Anyway, like I said up front, I know this is a long post. But here’s where I land this plane.

It occurred to me that over the years I spent with my mom I came dangerously close (too many times) to forgetting who she was. I almost forgot to look for the person, as the human being became obscured by her behavior.

In the midst of conflict or frustration and the challenging situations in life, the person she was could get lost. Her actual loss, now, is a sharp reminder of how close I came at times to losing that… to missing her, and seeing her behavior instead.

I’m glad I came to (mostly) see her, especially over the last several years, as she became more comfortable in her skin and thus, at times, more difficult. Because despite the fog that could hide her when she was being difficult, she was worth seeing. Worth looking for.

Worth the trouble sometimes involved in loving her.

Like I hope I am.

So what’s the point? And, my encouragement to you?   Keep your focus on what’s important. Who people are is important; much of how they act, and a whole lot of what you have to do, really isn’t when measured against what truly is. Like, really seeing the people in your life, not just being busy around them, or with them, or doing for them.

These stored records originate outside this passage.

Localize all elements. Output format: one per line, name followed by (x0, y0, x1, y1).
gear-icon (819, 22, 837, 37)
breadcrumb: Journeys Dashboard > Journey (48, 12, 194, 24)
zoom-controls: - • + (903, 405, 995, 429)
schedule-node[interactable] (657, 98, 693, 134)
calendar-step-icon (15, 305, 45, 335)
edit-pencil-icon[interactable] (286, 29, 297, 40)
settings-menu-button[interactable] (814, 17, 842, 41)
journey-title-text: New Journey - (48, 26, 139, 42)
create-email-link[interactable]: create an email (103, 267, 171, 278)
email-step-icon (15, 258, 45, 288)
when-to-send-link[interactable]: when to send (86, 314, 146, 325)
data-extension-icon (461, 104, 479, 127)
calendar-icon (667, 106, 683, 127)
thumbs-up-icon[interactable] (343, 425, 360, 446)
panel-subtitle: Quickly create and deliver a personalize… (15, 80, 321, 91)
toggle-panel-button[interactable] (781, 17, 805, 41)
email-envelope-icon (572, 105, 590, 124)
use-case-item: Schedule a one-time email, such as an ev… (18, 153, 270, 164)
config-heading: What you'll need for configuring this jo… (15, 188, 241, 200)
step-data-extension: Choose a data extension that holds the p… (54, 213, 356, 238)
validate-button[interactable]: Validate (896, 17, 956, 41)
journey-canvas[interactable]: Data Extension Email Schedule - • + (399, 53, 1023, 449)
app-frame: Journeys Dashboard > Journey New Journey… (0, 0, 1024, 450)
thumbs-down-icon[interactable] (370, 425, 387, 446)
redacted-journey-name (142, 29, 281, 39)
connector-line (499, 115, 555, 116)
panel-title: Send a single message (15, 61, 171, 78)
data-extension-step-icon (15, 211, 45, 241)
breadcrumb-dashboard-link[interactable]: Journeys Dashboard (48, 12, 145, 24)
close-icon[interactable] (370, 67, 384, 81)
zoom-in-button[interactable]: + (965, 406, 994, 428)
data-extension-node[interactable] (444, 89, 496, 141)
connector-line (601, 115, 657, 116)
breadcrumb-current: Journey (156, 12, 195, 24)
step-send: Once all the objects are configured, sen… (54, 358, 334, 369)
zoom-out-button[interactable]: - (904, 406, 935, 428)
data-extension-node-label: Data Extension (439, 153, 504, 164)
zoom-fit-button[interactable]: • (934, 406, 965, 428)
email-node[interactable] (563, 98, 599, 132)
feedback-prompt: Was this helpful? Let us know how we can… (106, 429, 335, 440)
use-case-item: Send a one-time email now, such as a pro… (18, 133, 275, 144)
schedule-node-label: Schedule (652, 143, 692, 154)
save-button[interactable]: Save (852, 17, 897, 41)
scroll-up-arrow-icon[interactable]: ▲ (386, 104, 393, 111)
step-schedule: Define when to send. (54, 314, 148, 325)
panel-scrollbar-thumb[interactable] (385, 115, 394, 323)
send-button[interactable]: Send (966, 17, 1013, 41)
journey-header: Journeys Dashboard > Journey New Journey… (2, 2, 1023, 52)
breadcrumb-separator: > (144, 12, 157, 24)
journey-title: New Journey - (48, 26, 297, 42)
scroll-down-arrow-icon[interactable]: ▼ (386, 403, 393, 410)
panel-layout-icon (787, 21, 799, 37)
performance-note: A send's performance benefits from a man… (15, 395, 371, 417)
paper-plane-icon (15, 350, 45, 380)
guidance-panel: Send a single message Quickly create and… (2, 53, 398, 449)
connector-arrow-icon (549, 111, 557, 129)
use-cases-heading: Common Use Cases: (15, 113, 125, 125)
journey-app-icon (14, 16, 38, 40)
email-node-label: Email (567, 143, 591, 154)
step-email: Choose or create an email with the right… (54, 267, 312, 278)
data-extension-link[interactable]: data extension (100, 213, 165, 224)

I hope I remember this again. I hope I let it change me in profound, real ways.

Because you just never know.

Finally, I’ve included a second closing for your consideration: a note from my daughter to her grandmother, who masterfully summed up a complex and enigmatic human being with the following:

RIP Grandma. You will never be forgotten: your humor, sailor’s mouth, generosity, and loving heart. Your sad lack of ability to cook, but unworldly ability to bring humor and love… even into your last days… even if you didn’t know it. Haha! Say hey to the gang up there; I’ll even let you take Knight (a horse she loved who also died suddenly last year) for a spin around the pearly gates.  We love you; I love you. You will be missed, Dragon Lady (a title mom inherited from her mother and grandmother before her, and wore with pride and humor).

Love ya, mom. I’ll miss you for sure.